If the power goes out in your home, you can usually settle in with some candles, a flashlight, and a good book. You wait it out, because the lights will probably be back on soon.
But if you’re on Mars, your electricity isn’t just keeping the lights on — it’s literally keeping you alive. In that case, a power outage becomes a much bigger problem.
NASA scientists think they’ve found a way to avoid that possibility altogether: creating a nuclear reactor. This nuclear reactor, known as Kilopower, is about the size of a refrigerator and can be safely launched into space alongside any celestial voyagers; astronauts can start it up either while they’re still in space, or after landing on an extraterrestrial body.
The Kilopower prototype just aced a series of major tests in Nevada that simulated an actual mission, including failures that could have compromised its safety (but didn’t).
This nuclear reactor would be a “game changer” for explorers on Mars, Lee Mason, NASA Space Technology Mission Directorate (STMD) principal technologist for Power and Energy Storage, said in a November 2017 NASA press release. Just one device could provide enough power to support an extraterrestrial outpost for 10 years, and do so without some of the issues inherent to solar power, namely: being interrupted at night or blocked for weeks or months during Mars’ epic dust storms.
“It solves those issues and provides a constant supply of power regardless of where you are located on Mars,” Mason said in the press release. He also noted that a nuclear-powered habitat could mean that humans could land in a greater number of landing sites on Mars, including high latitudes where there’s not much light but potentially lots of ice for astronauts to use.
Nuclear reactors are not an unusual feature in space; the Voyager 1 and 2 spacecraft, now whizzing through deep space after departing our solar system, have been running on nuclear energy since they launched in the 1970s. The same is true for the Mars rover Curiosity since it landed on the Red Planet in 2012.
But we’d need a lot more reactors to colonize planets. And that could pose a problem of what to do with the waste.

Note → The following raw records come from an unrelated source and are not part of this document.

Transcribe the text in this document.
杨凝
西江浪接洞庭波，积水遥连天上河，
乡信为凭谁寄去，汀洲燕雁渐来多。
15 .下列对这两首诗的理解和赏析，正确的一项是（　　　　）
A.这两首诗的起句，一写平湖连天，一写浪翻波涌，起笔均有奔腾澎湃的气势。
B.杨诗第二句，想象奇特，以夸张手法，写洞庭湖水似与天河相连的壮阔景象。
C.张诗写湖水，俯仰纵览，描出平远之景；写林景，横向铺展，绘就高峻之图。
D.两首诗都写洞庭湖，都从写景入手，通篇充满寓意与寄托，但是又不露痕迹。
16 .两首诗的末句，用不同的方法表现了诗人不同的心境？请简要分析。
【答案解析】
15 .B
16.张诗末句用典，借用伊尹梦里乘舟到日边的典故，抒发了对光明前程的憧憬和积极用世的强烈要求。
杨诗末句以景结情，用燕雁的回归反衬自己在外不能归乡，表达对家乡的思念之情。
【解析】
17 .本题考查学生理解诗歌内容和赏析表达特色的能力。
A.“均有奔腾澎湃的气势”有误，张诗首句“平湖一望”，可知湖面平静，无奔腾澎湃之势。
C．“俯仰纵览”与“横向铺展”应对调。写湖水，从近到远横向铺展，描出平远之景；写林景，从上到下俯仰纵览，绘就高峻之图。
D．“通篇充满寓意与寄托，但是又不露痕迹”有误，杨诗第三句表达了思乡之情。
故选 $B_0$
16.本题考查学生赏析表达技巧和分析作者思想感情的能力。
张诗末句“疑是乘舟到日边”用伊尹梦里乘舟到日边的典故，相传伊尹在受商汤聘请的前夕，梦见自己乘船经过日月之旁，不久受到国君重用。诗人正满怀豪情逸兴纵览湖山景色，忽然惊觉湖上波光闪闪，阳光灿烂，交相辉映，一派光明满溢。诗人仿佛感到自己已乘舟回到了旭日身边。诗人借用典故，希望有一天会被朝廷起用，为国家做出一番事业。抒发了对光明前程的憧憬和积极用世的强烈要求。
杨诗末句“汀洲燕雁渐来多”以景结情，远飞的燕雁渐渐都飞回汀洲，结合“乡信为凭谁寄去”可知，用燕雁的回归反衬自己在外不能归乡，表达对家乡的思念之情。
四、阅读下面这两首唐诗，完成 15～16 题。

According to Popular Mechanics, Kilopower reactors create electricity through active nuclear fission — in which atoms are cleaved apart to release energy. You need solid uranium-235 to do it, which is housed in a reactor core about the size of a roll of paper towels. Eventually, that uranium-235 is going to be “spent,” just like fuel rods in Earth-based reactors, and put nearby humans at risk.
When that happens, the uranium core will have to be stored somewhere safe; spent reactor fuel is still dangerously radioactive, and releases lots of heat. On Earth, most spent fuel rods stored in pools of water that keep the rods cool, preventing them from catching fire and blocking radiating radioactivity. But on another planet, we’d need any available water to, you know, keep humans alive.
So we’d need another way to cool spent radioactive fuel. It’s possible that the spent fuel could be stored in shielded casks in lava tubes or designated parts of the surface, since the Moon and Mars are so cold, though that introduces the risk that someone might accidentally bump into them.
Right now, all we can do is speculate — as far as we know, NASA doesn’t have any publicly available plan for what to do with spent nuclear fuel on extraterrestrial missions. That could be because the Kilopower prototype just proved itself actually feasible. But not knowing what to do with the waste from it seems like an unusual oversight, since NASA is planning to go back to the Moon, and then to Mars, by the early 2030s.
And in case you were wondering, no, you can’t just shoot the nuclear waste off into deep space or into the sun; NASA studied that way back in the 1970s and determined it was a pretty terrible idea. Back to the drawing board.